# Getting and Knowing your Data - Occupation

### Import the dataset

In [13]:
import org.apache.spark.sql.functions._

import org.apache.spark.sql.functions._


In [4]:
val path = "datasets/users.csv"

val rawDF = spark
        .read
        .option("header", "true")
        .option("inferschema", "true")
        .option("delimiter", "|")
        .csv(path)

rawDF.show()
rawDF.printSchema()

+-------+---+------+-------------+--------+
|user_id|age|gender|   occupation|zip_code|
+-------+---+------+-------------+--------+
|      1| 24|     M|   technician|   85711|
|      2| 53|     F|        other|   94043|
|      3| 23|     M|       writer|   32067|
|      4| 24|     M|   technician|   43537|
|      5| 33|     F|        other|   15213|
|      6| 42|     M|    executive|   98101|
|      7| 57|     M|administrator|   91344|
|      8| 36|     M|administrator|   05201|
|      9| 29|     M|      student|   01002|
|     10| 53|     M|       lawyer|   90703|
|     11| 39|     F|        other|   30329|
|     12| 28|     F|        other|   06405|
|     13| 47|     M|     educator|   29206|
|     14| 45|     M|    scientist|   55106|
|     15| 49|     F|     educator|   97301|
|     16| 21|     M|entertainment|   10309|
|     17| 30|     M|   programmer|   06355|
|     18| 35|     F|        other|   37212|
|     19| 40|     M|    librarian|   02138|
|     20| 42|     F|    homemake

path: String = datasets/users.csv
rawDF: org.apache.spark.sql.DataFrame = [user_id: int, age: int ... 3 more fields]

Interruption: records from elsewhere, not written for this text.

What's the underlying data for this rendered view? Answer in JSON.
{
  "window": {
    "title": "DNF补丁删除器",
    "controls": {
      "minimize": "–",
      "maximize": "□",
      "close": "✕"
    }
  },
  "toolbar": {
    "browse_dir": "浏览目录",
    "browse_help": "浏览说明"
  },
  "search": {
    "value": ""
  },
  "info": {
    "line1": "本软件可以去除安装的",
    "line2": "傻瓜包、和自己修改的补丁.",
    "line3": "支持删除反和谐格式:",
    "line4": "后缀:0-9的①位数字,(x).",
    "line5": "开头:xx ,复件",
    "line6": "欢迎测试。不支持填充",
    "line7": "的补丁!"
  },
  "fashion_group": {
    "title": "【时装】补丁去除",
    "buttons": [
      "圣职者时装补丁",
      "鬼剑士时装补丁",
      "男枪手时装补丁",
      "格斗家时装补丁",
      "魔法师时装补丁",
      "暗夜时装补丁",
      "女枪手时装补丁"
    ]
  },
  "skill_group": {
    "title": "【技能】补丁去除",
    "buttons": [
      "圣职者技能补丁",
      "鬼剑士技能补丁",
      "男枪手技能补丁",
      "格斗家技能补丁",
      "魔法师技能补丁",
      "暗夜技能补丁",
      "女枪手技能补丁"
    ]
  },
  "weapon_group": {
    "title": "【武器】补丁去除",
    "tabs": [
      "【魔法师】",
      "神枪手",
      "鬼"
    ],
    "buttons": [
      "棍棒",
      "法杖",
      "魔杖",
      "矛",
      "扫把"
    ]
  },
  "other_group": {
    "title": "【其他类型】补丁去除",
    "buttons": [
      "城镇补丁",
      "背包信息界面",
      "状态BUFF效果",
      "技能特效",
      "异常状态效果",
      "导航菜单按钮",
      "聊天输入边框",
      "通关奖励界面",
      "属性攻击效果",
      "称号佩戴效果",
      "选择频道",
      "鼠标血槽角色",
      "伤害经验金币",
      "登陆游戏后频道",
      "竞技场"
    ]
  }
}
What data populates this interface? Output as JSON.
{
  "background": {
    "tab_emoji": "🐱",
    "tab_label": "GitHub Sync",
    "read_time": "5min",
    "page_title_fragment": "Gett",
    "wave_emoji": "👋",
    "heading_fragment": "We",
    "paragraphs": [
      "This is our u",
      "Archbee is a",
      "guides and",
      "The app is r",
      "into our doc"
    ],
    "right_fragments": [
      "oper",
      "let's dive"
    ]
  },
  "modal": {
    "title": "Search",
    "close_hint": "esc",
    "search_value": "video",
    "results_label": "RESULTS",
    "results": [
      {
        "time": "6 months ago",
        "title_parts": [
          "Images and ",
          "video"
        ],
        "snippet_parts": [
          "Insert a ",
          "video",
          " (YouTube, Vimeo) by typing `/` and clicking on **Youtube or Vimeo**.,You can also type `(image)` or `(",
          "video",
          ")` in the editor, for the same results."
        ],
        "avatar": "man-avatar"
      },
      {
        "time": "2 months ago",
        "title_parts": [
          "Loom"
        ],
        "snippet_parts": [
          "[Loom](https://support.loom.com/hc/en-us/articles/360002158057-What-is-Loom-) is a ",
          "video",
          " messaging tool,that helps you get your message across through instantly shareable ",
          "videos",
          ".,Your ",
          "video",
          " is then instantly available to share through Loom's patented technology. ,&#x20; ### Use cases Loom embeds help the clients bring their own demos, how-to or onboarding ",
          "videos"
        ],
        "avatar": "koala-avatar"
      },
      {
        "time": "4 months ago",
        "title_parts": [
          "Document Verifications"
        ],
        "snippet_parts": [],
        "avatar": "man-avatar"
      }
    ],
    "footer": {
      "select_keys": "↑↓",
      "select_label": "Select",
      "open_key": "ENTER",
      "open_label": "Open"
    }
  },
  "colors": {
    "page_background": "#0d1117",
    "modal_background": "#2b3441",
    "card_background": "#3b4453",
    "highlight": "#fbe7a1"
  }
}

### What is the number of observations in the dataset?

In [5]:
rawDF.count()

res4: Long = 943


### What is the number of columns in the dataset?

In [6]:
rawDF.columns.size

res5: Int = 5


### Print the name of all the columns.

In [7]:
rawDF.columns.foreach(println)

user_id
age
gender
occupation
zip_code


### How many different occupations are in this dataset?

In [12]:
val distinctOccupations = rawDF.select("occupation").distinct()
distinctOccupations.show(21)
distinctOccupations.count()

+-------------+
|   occupation|
+-------------+
|   programmer|
|    marketing|
|     salesman|
|     engineer|
|     educator|
|    librarian|
|    scientist|
|administrator|
|   healthcare|
|entertainment|
|    homemaker|
|       writer|
|    executive|
|      student|
|      retired|
|        other|
|       doctor|
|       lawyer|
|         none|
|       artist|
|   technician|
+-------------+



distinctOccupations: org.apache.spark.sql.Dataset[org.apache.spark.sql.Row] = [occupation: string]
res11: Long = 21


### What is the most frequent occupation?

In [18]:
rawDF
    .groupBy("occupation")
    .agg(count("occupation").as("occupation_count"))
    .orderBy($"occupation_count".desc)
    .show(1)

+----------+----------------+
|occupation|occupation_count|
+----------+----------------+
|   student|             196|
+----------+----------------+
only showing top 1 row



### What is the mean age of users?

In [20]:
rawDF
    .select(avg("age"))
    .show()

+-----------------+
|         avg(age)|
+-----------------+
|34.05196182396607|
+-----------------+



### What is the age with least occurrence?

In [28]:
rawDF
    .groupBy("age")
    .agg(count("age").as("age_occurences"))
    .orderBy("age_occurences")
    .show(5)

+---+--------------+
|age|age_occurences|
+---+--------------+
| 10|             1|
| 73|             1|
| 11|             1|
| 66|             1|
|  7|             1|
+---+--------------+
only showing top 5 rows